The mystery of how Apple will monetize its $1 billion investment in original TV programming is finally solved. The answer is it won’t. Instead Apple will give its content away for free to its device owners, as part of its TV app, alongside the ability for users to subscribe to SVOD services, in a manner akin to how Amazon Channels works. I have speculated frequently over the past 21 months what Apple would do to monetize its huge content investment (here, here, here).
The update was reported by CNBC yesterday, coincidentally just a day after Netflix’s Chief Content Officer Ted Sarandos said at the VF New Establishment Summit that no one, not even the people making Apple’s shows knew how the content will be offered. After almost 2 years of radio silence from Apple on how it would monetize its programming and endless rumors, it seems as though following Sarandos’s comments Apple may have finally felt compelled to leak some initial information.
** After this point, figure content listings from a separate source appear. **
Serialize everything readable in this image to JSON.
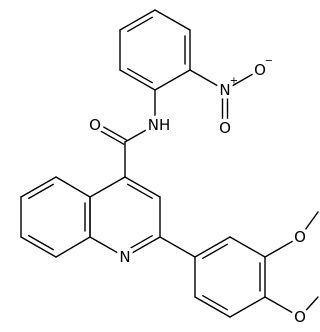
{
  "molecule": {
    "atoms": [
      {
        "label": "O"
      },
      {
        "label": "NH"
      },
      {
        "label": "N",
        "charge": "+"
      },
      {
        "label": "O",
        "charge": "−"
      },
      {
        "label": "O"
      },
      {
        "label": "N"
      },
      {
        "label": "O"
      },
      {
        "label": "O"
      }
    ]
  }
}
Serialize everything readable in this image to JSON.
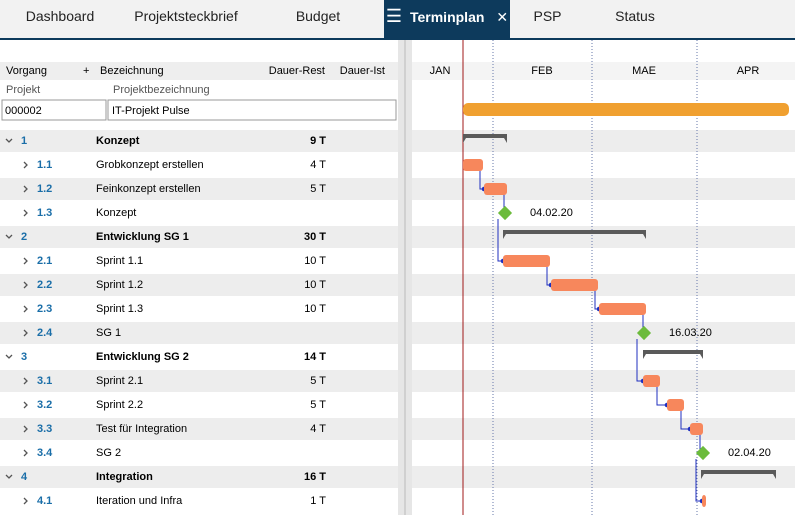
{
  "tabs": [
    "Dashboard",
    "Projektsteckbrief",
    "Budget",
    "Terminplan",
    "PSP",
    "Status"
  ],
  "table": {
    "headers": [
      "Vorgang",
      "Bezeichnung",
      "Dauer-Rest",
      "Dauer-Ist"
    ],
    "project_header": [
      "Projekt",
      "Projektbezeichnung"
    ],
    "project": [
      "000002",
      "IT-Projekt Pulse"
    ],
    "rows": [
      {
        "id": "1",
        "name": "Konzept",
        "rest": "9 T"
      },
      {
        "id": "1.1",
        "name": "Grobkonzept erstellen",
        "rest": "4 T"
      },
      {
        "id": "1.2",
        "name": "Feinkonzept erstellen",
        "rest": "5 T"
      },
      {
        "id": "1.3",
        "name": "Konzept",
        "date": "04.02.20"
      },
      {
        "id": "2",
        "name": "Entwicklung SG 1",
        "rest": "30 T"
      },
      {
        "id": "2.1",
        "name": "Sprint 1.1",
        "rest": "10 T"
      },
      {
        "id": "2.2",
        "name": "Sprint 1.2",
        "rest": "10 T"
      },
      {
        "id": "2.3",
        "name": "Sprint 1.3",
        "rest": "10 T"
      },
      {
        "id": "2.4",
        "name": "SG 1",
        "date": "16.03.20"
      },
      {
        "id": "3",
        "name": "Entwicklung SG 2",
        "rest": "14 T"
      },
      {
        "id": "3.1",
        "name": "Sprint 2.1",
        "rest": "5 T"
      },
      {
        "id": "3.2",
        "name": "Sprint 2.2",
        "rest": "5 T"
      },
      {
        "id": "3.3",
        "name": "Test für  Integration",
        "rest": "4 T"
      },
      {
        "id": "3.4",
        "name": "SG 2",
        "date": "02.04.20"
      },
      {
        "id": "4",
        "name": "Integration",
        "rest": "16 T"
      },
      {
        "id": "4.1",
        "name": "Iteration und Infra",
        "rest": "1 T"
      }
    ]
  },
  "gantt": {
    "months": [
      "JAN",
      "FEB",
      "MAE",
      "APR"
    ]
  }
}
Be that as it may, the big news here is that Apple has eschewed traditional video monetization paths - advertising, subscription or even transactions - to instead simply give away its high profile content as a bonus for its device owners. It’s not unprecedented to do something like this - for example, Roku gave free access to The Roku Channel to Roku owners (though now it’s available online as well). But to be clear, Roku didn’t spend anything close to $1 billion on original content for The Roku Channel.
Amazon is providing its original content only to its Prime members, but it can be viewed across many non-Amazon devices. And Amazon is doing it to support its Prime service, not help its own devices. In fact, Apple’s move is a little old school - content owners have long recognized that being device agnostic is the key to broad reach and optimal audience building, not to mention user satisfaction.
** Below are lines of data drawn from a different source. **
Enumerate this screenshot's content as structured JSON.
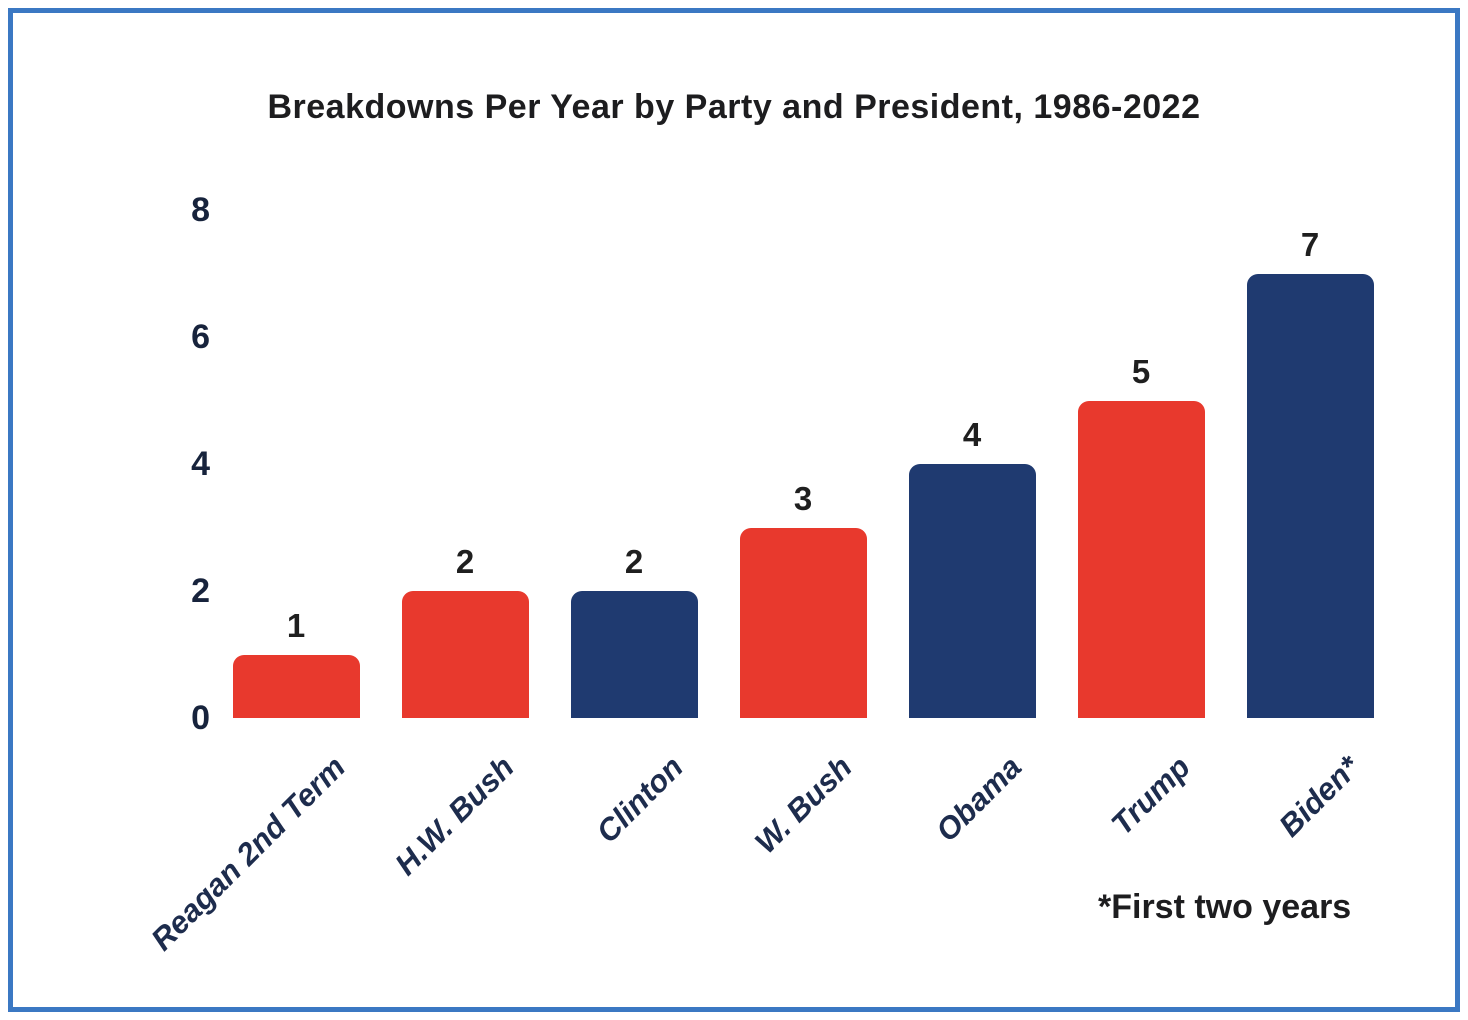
{
  "chart_data": {
    "type": "bar",
    "title": "Breakdowns Per Year by Party and President, 1986-2022",
    "categories": [
      "Reagan 2nd Term",
      "H.W. Bush",
      "Clinton",
      "W. Bush",
      "Obama",
      "Trump",
      "Biden*"
    ],
    "values": [
      1,
      2,
      2,
      3,
      4,
      5,
      7
    ],
    "value_labels": [
      "1",
      "2",
      "2",
      "3",
      "4",
      "5",
      "7"
    ],
    "parties": [
      "Republican",
      "Republican",
      "Democrat",
      "Republican",
      "Democrat",
      "Republican",
      "Democrat"
    ],
    "bar_colors": [
      "#e8392d",
      "#e8392d",
      "#1f3a70",
      "#e8392d",
      "#1f3a70",
      "#e8392d",
      "#1f3a70"
    ],
    "y_ticks": [
      0,
      2,
      4,
      6,
      8
    ],
    "ylim": [
      0,
      8
    ],
    "xlabel": "",
    "ylabel": "",
    "grid": false,
    "legend": "none",
    "footnote": "*First two years",
    "colors": {
      "republican_red": "#e8392d",
      "democrat_navy": "#1f3a70",
      "tick_text": "#17233c",
      "category_text": "#1d2c4d",
      "title_text": "#1d1d1f",
      "frame_border": "#3b78c3",
      "background": "#ffffff"
    }
  }
}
According to CNBC, Apple is going to include the free content in its TV app and also include the ability to subscribe to 3rd-party SVOD apps, taking a page from the Amazon Channels playbook. So the TV app becomes a hub for Apple’s originals plus 3rd party SVOD plus authenticated TV Everywhere apps with single sign-on.
It’s not a bad offering from Apple and no doubt some portion of device-owners will use it, especially if the programming is compelling (that’s another story though since Apple is only focusing on family-friendly fare).
More broadly though, the approach doesn’t seem to create a meaningful new revenue stream for Apple. While others like Amazon, Google, Netflix and Hulu are already generating billions in revenue from their diverse video businesses, Apple is coming late to the party and without a clear cut business model for video monetization. Is there even a precedent for free content influencing choice in device purchase or satisfaction? I can think of many other factors that really do sway a consumer between an iOS device vs. an Android device.
So while we finally have an answer for how Apple will bring its $1 billion of original content to market, it’s not exactly inspiring in terms of the company gaining a stronger position in the industry. $1 billion means nothing to Apple, but will it continue to ramp up its investment even further, without a clear ROI? That’s among the many questions still remaining for Apple.